CHINA TRAVEL, PUSHBACK

  • The city of Beijing plans to ease quarantine restrictions for some domestic travelers from low-risk areas of China as soon as April 30 as the country’s capital gears up for the National People’s Congress, a major political gathering, Reuters reported, citing two unidentified people familiar with the matter.
  • China has mounted an aggressive diplomatic push to fend off criticism of how the country responded to the coronavirus outbreak and to squash efforts, including by Trump, to hold it to financial account for the pandemic, The New York Times reported.
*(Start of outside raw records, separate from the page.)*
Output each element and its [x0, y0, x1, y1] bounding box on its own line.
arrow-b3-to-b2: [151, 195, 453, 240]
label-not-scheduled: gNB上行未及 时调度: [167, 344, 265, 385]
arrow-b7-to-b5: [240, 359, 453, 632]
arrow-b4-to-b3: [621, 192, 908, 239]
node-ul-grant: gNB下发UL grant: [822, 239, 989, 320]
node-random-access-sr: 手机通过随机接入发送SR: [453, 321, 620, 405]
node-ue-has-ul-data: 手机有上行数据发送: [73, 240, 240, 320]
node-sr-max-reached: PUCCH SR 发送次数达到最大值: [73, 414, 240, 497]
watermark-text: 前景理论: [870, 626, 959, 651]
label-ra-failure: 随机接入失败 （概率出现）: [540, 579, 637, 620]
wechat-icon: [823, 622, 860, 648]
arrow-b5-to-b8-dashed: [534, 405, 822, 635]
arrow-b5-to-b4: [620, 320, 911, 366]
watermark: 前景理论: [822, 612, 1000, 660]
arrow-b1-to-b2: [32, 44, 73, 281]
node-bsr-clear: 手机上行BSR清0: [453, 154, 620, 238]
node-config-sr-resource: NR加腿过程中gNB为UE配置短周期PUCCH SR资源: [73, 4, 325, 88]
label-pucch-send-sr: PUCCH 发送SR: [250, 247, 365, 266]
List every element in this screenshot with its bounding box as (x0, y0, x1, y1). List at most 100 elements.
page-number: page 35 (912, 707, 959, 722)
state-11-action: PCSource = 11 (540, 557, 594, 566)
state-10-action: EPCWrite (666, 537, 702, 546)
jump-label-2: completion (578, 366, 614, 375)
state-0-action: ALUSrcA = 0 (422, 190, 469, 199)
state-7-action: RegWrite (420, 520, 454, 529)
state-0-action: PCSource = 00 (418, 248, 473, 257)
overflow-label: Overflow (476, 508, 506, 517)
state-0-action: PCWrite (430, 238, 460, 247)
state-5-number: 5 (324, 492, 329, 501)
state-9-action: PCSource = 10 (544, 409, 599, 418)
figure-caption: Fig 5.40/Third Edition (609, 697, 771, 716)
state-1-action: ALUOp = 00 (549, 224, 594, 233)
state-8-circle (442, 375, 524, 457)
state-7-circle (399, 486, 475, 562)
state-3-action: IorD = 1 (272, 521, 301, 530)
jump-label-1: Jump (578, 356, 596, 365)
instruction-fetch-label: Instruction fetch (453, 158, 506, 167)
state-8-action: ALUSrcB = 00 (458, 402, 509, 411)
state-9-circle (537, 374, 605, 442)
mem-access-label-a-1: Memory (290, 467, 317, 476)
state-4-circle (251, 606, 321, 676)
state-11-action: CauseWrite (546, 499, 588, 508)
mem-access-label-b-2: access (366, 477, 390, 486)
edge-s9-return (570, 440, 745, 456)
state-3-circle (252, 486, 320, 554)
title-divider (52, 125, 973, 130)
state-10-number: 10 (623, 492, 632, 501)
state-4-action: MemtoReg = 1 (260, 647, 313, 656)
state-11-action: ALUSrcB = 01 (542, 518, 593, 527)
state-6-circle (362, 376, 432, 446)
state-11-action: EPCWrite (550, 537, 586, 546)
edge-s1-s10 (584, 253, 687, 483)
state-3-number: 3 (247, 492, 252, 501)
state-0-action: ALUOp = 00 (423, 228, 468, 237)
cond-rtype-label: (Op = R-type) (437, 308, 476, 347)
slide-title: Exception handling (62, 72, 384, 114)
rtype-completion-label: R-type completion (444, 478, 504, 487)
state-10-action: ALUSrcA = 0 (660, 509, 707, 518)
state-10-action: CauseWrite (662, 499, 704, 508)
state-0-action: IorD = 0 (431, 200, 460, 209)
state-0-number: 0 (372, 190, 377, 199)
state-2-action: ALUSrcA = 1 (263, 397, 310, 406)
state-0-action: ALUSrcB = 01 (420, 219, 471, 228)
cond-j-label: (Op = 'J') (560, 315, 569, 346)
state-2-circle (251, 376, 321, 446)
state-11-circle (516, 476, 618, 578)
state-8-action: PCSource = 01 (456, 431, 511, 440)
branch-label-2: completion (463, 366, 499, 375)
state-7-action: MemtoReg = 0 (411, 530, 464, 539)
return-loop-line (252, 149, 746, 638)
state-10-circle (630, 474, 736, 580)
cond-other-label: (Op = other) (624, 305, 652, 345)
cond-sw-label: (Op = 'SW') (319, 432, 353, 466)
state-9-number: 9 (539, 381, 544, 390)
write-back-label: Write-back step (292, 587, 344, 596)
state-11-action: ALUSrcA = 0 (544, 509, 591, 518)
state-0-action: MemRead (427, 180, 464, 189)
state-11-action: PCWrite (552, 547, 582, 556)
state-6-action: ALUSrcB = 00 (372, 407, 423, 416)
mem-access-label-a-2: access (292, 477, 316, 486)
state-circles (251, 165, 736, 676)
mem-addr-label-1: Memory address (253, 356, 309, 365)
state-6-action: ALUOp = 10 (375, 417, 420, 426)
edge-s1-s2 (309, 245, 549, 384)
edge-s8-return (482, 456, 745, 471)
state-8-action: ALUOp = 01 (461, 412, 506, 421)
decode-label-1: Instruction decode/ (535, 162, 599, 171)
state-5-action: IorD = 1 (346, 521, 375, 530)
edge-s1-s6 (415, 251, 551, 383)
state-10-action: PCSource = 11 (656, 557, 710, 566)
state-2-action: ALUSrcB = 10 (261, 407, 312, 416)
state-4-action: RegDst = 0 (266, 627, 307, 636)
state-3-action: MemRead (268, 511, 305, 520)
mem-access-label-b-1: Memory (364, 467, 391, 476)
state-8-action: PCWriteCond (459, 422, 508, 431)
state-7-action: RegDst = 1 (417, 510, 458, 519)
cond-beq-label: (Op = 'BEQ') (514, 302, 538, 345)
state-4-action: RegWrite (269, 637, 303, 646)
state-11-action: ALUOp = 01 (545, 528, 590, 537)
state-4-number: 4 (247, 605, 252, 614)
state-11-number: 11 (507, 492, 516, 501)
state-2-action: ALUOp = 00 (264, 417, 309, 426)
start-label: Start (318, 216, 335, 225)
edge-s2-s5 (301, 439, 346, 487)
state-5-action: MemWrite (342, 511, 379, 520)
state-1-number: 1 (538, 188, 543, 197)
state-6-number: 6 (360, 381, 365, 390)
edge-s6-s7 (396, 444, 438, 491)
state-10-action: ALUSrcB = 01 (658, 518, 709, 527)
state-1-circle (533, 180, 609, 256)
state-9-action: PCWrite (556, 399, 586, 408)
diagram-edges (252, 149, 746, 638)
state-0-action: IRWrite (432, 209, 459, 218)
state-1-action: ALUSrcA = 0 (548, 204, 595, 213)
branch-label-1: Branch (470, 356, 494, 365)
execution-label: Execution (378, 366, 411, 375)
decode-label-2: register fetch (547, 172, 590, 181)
  • QUOTE: “Beijing is mounting an all-hands-on-deck, no-holds-barred, global diplomatic effort to stem any move anywhere to censure it over its handling of the initial coronavirus outbreak in Wuhan,” said Richard McGregor, a China analyst with the Lowy Institute in Sydney, The New York Times reported.
  • Protestors in Lebanon took to the streets to demand economic relief as the country’s coronavirus lockdown eases and its economy deteriorates, The Wall Street Journal reported. One demonstrator died after soldiers in Tripoli, Lebanon’s second-biggest city, used live bullets, and demonstrators set fire to at least two closed banks, the newspaper said. That, along with small demonstrations in the capital Beirut, are the first signs of a violent backlash following weeks of quarantine, the Journal reported.
  • Kenya’s economy could contract by as much as 1 percent this year if disruptions caused by coronavirus last for about three months, Bloomberg reported, citing the World Bank. Kenya, East Africa’s biggest economy, has seen plummeting demand for agricultural exports and tourism to the country, with lower remittances from workers abroad expected to follow, the newswire said.